轮廓分明的脸上,眉如墨裁,眼若寒星,眸色深不见底,仿佛藏了万千算计,却又平静得让人看不透半分情绪。鼻梁高挺,唇薄而淡,微微抿着,透着一丝疏离与克制。
宋昭认真打量起他的长相,这一瞧,心中不免咯噔一下。
他生得极好,眉眼有几分与太子相似,却更肖似永庆帝。
“少虞为何如此看我,”赫连信察觉到宋昭的视线,微微偏首:“可有什么不妥?”
宋昭神情微凛,迅速移开视线,掩饰住那一瞬的失态,掌心沁出的薄汗早已消散。
“赫连大人多虑了。”她再抬眼时,已换上得体的浅笑,声音平稳得不露半分破绽,“甚少见大人穿常服,一时晃了神。”
赫连信跟着微微一笑:“今日带人巡视祭台时,污了官服,回去换上衣服,便来晚了,少虞勿怪。”
“不妨事,我也是刚到。”宋昭将赫连信让到里间,“听我表兄说,这里有几道南州小菜,做得很是地道。难得大人有空,我们一道尝尝。”

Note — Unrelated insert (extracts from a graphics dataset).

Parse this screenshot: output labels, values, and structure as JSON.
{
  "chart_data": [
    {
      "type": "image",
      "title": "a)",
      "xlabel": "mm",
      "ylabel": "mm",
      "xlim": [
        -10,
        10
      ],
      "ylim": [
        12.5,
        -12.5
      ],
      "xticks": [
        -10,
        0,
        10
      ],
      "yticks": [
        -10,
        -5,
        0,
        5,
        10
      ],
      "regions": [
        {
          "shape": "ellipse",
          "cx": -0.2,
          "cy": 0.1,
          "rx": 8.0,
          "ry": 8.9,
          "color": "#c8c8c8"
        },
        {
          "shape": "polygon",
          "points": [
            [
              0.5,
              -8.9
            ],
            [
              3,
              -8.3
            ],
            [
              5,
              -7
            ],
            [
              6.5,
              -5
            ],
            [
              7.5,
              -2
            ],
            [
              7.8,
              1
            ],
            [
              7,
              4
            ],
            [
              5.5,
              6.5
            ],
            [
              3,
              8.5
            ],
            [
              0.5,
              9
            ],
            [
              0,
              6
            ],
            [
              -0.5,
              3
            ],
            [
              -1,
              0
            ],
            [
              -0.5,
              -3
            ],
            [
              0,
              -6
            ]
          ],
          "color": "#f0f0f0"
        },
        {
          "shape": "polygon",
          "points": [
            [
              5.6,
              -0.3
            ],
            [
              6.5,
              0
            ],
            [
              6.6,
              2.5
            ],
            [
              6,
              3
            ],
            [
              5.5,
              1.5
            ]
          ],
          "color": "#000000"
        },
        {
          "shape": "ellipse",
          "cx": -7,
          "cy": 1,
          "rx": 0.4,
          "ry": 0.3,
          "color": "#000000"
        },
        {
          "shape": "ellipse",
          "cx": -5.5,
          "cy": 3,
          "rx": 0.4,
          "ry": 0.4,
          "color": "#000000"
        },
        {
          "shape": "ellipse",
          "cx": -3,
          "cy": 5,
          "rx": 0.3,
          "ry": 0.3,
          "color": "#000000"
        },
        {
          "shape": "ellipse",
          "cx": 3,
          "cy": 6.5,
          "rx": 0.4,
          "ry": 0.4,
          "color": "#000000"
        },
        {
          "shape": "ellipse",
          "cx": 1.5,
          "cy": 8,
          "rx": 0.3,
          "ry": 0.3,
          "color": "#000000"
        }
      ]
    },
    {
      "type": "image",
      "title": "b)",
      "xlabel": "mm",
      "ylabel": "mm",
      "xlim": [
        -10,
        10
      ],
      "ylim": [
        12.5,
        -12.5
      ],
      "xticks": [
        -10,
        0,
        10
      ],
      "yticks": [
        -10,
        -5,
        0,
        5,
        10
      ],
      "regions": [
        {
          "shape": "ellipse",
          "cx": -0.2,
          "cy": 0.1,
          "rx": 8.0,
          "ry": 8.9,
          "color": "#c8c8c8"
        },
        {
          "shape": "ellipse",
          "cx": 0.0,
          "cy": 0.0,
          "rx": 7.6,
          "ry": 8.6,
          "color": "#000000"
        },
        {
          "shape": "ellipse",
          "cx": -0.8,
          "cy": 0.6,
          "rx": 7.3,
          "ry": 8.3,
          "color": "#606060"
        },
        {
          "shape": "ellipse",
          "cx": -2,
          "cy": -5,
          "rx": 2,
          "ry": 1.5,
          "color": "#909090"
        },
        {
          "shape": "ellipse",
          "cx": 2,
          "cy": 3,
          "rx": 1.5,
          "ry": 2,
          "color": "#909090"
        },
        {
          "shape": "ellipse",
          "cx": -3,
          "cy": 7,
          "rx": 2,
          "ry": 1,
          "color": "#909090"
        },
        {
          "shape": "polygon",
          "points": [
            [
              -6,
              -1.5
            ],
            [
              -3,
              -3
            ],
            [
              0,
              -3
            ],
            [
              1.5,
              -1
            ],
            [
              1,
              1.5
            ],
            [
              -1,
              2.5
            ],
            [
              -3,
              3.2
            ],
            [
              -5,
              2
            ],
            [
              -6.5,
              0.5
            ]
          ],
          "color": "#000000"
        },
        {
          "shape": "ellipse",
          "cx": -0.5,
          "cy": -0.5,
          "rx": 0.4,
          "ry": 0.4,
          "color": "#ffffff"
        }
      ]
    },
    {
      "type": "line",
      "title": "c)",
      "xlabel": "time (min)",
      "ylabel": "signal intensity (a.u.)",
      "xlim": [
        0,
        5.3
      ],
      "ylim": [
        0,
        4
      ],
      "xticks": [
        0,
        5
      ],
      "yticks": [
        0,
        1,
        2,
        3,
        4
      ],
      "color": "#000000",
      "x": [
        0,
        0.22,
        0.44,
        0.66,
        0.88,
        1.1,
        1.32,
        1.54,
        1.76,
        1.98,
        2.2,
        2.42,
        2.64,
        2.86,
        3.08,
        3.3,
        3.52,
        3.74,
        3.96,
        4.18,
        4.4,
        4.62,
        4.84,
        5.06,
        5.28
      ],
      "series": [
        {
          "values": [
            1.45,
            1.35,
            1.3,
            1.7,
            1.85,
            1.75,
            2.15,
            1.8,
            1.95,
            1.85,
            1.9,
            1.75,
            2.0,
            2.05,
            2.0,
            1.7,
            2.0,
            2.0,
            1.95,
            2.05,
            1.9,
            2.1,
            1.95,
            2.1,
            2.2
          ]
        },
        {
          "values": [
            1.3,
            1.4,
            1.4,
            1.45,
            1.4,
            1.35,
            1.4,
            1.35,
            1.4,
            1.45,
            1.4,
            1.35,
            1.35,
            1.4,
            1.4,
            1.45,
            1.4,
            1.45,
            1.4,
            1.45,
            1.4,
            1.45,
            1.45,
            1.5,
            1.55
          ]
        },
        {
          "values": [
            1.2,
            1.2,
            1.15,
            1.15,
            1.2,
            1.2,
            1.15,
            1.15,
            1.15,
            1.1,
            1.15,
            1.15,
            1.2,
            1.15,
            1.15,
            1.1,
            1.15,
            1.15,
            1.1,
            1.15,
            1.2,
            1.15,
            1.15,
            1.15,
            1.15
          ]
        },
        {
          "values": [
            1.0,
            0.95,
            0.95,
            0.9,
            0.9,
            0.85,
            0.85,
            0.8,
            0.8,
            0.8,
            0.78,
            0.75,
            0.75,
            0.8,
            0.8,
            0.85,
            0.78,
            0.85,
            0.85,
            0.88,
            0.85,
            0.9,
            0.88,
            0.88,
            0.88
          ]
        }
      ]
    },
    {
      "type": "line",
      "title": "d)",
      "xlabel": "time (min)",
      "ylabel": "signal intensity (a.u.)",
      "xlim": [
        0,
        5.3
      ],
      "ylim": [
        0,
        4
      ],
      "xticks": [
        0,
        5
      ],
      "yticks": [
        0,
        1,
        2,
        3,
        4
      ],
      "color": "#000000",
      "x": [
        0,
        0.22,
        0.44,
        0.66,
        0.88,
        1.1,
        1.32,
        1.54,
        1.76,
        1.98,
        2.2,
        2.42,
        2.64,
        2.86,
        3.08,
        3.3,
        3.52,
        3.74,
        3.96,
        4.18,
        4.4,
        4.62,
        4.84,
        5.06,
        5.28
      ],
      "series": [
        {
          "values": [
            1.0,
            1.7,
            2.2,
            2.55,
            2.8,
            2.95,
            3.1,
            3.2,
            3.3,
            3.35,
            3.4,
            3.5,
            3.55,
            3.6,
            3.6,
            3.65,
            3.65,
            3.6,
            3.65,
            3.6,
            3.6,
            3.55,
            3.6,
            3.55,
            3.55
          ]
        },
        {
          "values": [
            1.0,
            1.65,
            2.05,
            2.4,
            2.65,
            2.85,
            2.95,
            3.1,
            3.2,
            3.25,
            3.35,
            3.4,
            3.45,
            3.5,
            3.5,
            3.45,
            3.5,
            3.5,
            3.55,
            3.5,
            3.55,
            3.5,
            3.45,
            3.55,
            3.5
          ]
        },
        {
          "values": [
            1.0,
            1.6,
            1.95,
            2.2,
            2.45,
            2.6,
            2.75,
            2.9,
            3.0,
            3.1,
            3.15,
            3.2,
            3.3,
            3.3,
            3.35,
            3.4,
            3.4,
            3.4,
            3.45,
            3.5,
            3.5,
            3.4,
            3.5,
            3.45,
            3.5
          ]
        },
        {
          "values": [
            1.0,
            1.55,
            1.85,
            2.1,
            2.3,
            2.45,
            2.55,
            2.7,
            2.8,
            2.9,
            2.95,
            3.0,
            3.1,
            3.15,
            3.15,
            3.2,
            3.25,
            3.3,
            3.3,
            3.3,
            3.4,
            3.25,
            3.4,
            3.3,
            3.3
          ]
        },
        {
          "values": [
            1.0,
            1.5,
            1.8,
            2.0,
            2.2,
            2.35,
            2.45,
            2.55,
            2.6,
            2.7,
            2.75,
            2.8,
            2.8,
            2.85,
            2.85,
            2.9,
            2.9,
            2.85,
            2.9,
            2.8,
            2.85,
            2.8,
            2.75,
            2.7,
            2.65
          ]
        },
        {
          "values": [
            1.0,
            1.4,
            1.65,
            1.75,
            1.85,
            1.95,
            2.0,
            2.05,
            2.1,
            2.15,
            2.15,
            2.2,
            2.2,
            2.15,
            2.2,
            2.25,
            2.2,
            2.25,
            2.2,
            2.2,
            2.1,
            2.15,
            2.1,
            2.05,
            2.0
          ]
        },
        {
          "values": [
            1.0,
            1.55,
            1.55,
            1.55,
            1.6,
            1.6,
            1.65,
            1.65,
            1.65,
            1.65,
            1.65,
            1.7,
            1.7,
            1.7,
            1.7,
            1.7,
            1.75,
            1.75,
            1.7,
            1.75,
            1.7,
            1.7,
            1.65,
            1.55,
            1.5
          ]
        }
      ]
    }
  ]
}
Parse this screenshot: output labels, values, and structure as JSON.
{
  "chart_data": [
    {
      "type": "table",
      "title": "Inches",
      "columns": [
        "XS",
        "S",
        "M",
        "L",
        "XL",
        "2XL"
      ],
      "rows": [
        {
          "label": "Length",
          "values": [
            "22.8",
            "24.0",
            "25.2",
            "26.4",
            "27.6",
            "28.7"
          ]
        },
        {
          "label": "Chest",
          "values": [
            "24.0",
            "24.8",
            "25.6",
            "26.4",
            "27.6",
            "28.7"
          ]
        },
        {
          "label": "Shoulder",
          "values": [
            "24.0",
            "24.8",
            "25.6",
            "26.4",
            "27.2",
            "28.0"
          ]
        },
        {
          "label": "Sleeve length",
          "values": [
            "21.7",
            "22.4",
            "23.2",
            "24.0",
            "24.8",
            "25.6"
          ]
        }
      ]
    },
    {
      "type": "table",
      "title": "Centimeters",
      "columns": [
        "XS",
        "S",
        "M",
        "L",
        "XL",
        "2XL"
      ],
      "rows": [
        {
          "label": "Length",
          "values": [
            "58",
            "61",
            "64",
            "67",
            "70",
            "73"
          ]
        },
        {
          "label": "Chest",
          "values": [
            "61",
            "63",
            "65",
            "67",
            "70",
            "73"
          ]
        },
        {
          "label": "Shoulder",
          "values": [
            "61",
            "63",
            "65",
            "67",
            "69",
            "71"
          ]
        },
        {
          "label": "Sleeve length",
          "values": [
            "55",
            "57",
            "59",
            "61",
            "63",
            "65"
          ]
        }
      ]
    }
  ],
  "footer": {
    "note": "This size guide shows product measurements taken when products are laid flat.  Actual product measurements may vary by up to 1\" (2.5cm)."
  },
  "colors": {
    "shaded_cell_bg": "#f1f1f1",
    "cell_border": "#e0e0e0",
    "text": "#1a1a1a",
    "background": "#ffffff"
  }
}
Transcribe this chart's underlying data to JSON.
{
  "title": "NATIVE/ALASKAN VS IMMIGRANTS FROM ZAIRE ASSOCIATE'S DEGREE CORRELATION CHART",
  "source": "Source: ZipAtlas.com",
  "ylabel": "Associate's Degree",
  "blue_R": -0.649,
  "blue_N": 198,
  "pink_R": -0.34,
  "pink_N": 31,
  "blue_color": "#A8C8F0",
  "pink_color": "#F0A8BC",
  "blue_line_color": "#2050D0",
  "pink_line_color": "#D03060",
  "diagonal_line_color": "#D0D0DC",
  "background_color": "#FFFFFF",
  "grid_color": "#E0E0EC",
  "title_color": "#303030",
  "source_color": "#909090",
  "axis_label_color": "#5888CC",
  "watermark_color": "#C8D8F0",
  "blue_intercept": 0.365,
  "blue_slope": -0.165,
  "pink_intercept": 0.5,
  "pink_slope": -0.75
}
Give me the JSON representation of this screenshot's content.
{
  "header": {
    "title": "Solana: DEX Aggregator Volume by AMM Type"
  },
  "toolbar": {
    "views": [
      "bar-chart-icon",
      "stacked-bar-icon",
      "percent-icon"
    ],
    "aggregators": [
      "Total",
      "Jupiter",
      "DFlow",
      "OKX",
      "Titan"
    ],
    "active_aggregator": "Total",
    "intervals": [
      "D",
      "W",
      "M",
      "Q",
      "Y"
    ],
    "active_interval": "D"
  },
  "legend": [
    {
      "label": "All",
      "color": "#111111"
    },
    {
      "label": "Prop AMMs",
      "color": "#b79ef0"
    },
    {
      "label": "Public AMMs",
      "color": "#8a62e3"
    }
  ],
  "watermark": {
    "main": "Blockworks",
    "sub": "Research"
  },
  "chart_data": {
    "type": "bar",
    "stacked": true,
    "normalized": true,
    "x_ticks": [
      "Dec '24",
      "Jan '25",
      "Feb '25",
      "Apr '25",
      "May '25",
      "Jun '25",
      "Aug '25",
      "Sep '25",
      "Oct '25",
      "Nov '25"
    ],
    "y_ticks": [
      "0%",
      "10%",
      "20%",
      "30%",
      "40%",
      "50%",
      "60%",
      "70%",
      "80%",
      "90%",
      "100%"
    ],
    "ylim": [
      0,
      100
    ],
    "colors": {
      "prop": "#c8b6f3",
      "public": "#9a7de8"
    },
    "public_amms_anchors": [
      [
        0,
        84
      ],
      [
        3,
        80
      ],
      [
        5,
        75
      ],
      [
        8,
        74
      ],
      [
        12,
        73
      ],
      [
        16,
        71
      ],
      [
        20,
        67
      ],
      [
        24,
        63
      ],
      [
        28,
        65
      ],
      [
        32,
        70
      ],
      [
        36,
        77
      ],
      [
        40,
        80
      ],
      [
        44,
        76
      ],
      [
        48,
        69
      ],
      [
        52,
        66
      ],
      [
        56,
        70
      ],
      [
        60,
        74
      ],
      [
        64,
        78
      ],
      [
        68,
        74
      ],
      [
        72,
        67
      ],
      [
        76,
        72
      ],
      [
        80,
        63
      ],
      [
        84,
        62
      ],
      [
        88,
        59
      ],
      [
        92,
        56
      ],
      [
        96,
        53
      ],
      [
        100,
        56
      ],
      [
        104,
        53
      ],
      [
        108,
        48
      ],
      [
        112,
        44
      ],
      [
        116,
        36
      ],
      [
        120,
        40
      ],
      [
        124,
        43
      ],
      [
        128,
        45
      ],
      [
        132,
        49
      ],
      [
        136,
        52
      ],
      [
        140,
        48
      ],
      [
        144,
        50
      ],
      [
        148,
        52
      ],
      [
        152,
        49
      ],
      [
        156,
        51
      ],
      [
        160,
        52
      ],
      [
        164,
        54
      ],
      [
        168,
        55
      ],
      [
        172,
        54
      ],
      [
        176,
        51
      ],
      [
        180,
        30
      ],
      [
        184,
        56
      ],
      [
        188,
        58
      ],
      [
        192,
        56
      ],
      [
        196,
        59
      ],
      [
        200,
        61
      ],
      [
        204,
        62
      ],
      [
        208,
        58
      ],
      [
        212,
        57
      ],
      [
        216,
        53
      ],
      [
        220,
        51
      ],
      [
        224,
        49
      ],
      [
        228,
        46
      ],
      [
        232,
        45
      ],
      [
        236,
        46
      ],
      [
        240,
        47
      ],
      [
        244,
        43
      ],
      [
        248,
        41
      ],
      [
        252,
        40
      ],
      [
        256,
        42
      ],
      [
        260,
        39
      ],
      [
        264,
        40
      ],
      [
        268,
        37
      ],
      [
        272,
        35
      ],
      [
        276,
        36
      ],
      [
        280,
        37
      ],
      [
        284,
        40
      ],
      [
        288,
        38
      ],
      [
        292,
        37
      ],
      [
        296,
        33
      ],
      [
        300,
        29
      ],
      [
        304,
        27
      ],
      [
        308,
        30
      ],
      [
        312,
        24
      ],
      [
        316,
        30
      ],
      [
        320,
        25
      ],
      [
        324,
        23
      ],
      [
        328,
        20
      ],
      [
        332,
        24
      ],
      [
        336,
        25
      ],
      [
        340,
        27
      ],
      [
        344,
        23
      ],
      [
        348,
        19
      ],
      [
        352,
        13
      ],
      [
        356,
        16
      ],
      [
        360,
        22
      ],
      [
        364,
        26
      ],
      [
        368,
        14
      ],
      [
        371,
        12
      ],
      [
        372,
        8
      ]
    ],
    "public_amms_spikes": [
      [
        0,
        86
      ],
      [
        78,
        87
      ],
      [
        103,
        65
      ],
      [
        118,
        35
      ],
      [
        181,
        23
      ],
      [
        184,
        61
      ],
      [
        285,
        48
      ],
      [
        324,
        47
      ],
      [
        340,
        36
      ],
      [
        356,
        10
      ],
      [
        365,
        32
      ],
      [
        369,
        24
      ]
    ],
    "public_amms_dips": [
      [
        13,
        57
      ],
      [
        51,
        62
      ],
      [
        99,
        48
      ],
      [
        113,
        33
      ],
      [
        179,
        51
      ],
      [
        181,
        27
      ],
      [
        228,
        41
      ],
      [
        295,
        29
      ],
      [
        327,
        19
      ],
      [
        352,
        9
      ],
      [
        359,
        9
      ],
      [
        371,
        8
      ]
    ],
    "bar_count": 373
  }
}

赫连信坐定,看着琳琅满目的菜肴,淡淡道:“少虞是想家了吗?”
“难道大人不想吗?盛京太冷了,吃食也不便宜,还是南州好。”
宋昭执起那盏青瓷酒壶,指尖触及釉面,凉意沁人,动作不由得微微一顿。而后,倾身向前,壶嘴轻悬,一线清冽酒液无声滑落,在杯中漾开细碎的涟漪。
“大人请,这是玉壶春,听说是京都最好的酒。”
她将酒杯推至赫连信面前,衣袖拂过案几时带起一缕暗香。那手腕纤细得仿佛一折就断,斟酒的动作却稳得不见丝毫颤动。
酒面映出她低垂的眉眼,也映出赫连信审视的目光。
赫连信垂眸看着杯中晃动的酒液,修长的手指沿着杯沿缓缓摩挲,却不急于饮下。他忽然抬眸,眼底闪过一丝似笑非笑的意味:“玉壶春?可比南州的醉千帆烈多了。”
醉千帆向来只在南州画舫间流转,从不入市井坊间,也只有宋昭这般纨绔,流连青楼画舫,深谙醉千帆的酒性。
宋昭抬眸,对上一双含笑的眼睛,微微一怔。赫连信此刻揶揄人的模样,还有说话的语气,像极了萧钺!
赫连信自知失言,神色微敛,直奔主题:“少虞今日是请我喝酒的?”
宋昭收回目光,端起酒杯道:“今日设宴,是为答谢大人相助之恩,若不是大人找到卷宗,少虞至今还蒙在鼓里。”
“少虞客气了,你我之间谈这些就生分了。”他的声音低沉悦耳,带着几分亲昵,端起酒杯与宋昭轻轻一碰,随后一口饮尽。
宋昭拿起酒壶立刻又为他斟满,口中道:“大人方才说巡视祭台?可是明日祭天大典的地方?陛下将祭天的防卫交给了皇城司,想必大人这几日都在忙于此事吧?”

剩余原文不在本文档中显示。